To solve the problem of type 2 criteria can be 2 ways:

- Ask to do this in the database. SQL allows using the analytic function to calculate for each client the amount of revenue for the current and last month (for the current month SUM (revenue) OVER (PARTITION BY client_id, calendar_month, and then LAG to get the offset for the last month):
- In Excel you have to implement it like this:
- For the current month: SUMMESLI (), the criteria will be the client id and the month of the calendar day cell
- For the last month: SUMMESLI (), the criteria will be the client id and the month of the cell of the calendar day minus exactly 1 calendar month. At the same time I will note that you must deduct the calendar month, and not 30 days. Otherwise, you risk getting a blurred picture because of the uneven number of days in months. Also use the ERROR function to replace erroneous values for customers who did not have the previous month.

By adding the revenue columns of the current month, last month, you can build an embedded IF condition that takes into account all factors (difference of dates and amount of revenue in the current / last month):

IF (difference of dates <7; “new”;

IF (AND (revenue of the previous month = 0; current month's revenue> 0); “reactivation”;

IF (AND (last month's revenue> 0; current month's revenue> 0); “active”

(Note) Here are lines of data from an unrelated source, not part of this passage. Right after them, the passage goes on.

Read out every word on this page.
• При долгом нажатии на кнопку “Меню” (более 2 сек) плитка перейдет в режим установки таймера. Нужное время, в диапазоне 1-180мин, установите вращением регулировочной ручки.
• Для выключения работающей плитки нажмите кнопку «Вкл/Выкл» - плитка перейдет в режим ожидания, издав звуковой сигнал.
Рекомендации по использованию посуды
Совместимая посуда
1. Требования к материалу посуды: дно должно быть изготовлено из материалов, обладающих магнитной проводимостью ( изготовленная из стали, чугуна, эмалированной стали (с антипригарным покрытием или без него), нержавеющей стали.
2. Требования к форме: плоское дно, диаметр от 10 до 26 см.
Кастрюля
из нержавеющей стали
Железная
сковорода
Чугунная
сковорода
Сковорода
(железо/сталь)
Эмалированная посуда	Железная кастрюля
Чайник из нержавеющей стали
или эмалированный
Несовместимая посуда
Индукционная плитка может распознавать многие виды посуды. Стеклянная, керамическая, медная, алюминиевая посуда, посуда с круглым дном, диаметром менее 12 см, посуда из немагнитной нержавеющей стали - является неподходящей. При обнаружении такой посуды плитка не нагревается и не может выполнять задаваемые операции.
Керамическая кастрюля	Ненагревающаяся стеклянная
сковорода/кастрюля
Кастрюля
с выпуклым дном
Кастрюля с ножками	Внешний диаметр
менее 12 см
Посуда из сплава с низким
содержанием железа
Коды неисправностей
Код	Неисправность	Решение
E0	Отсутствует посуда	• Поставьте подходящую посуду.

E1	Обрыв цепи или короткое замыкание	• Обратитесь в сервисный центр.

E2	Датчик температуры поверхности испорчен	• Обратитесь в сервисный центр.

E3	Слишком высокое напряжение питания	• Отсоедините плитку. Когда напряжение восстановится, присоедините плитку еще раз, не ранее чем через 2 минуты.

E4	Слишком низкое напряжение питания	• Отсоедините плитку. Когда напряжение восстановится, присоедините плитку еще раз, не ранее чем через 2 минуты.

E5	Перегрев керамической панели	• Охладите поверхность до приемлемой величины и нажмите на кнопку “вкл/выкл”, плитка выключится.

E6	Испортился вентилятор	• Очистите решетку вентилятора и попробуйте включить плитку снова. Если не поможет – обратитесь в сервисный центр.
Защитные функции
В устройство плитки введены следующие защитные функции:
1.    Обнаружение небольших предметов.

IF (AND (last month's revenue = 0; current month's revenue = 0); “Gone”; “error”))))

“Error” is needed here only to control that you were not mistaken in the record. The logic of the MECE state criteria ( https://en.wikipedia.org/wiki/MECE_principle ), i.e. If everything is done correctly, then each of them will be stamped in one state out of 4

You should be able to do this:

Now this table can be rebuilt using the pivot table into a table for plotting. You need to transform it into a table:

Calendar date (columns)

Status (rows)

Number of clients id (values in cells)

Then we just have to build a bar chart with accumulations based on the data, on the X axis the calendar date, the rows are states, the number of clients is the height of the columns. You can change the order of the states on the graph by changing the order of the rows in the “select data” menu. As a result, we get the following picture:

Now we can proceed to the interpretation and analysis.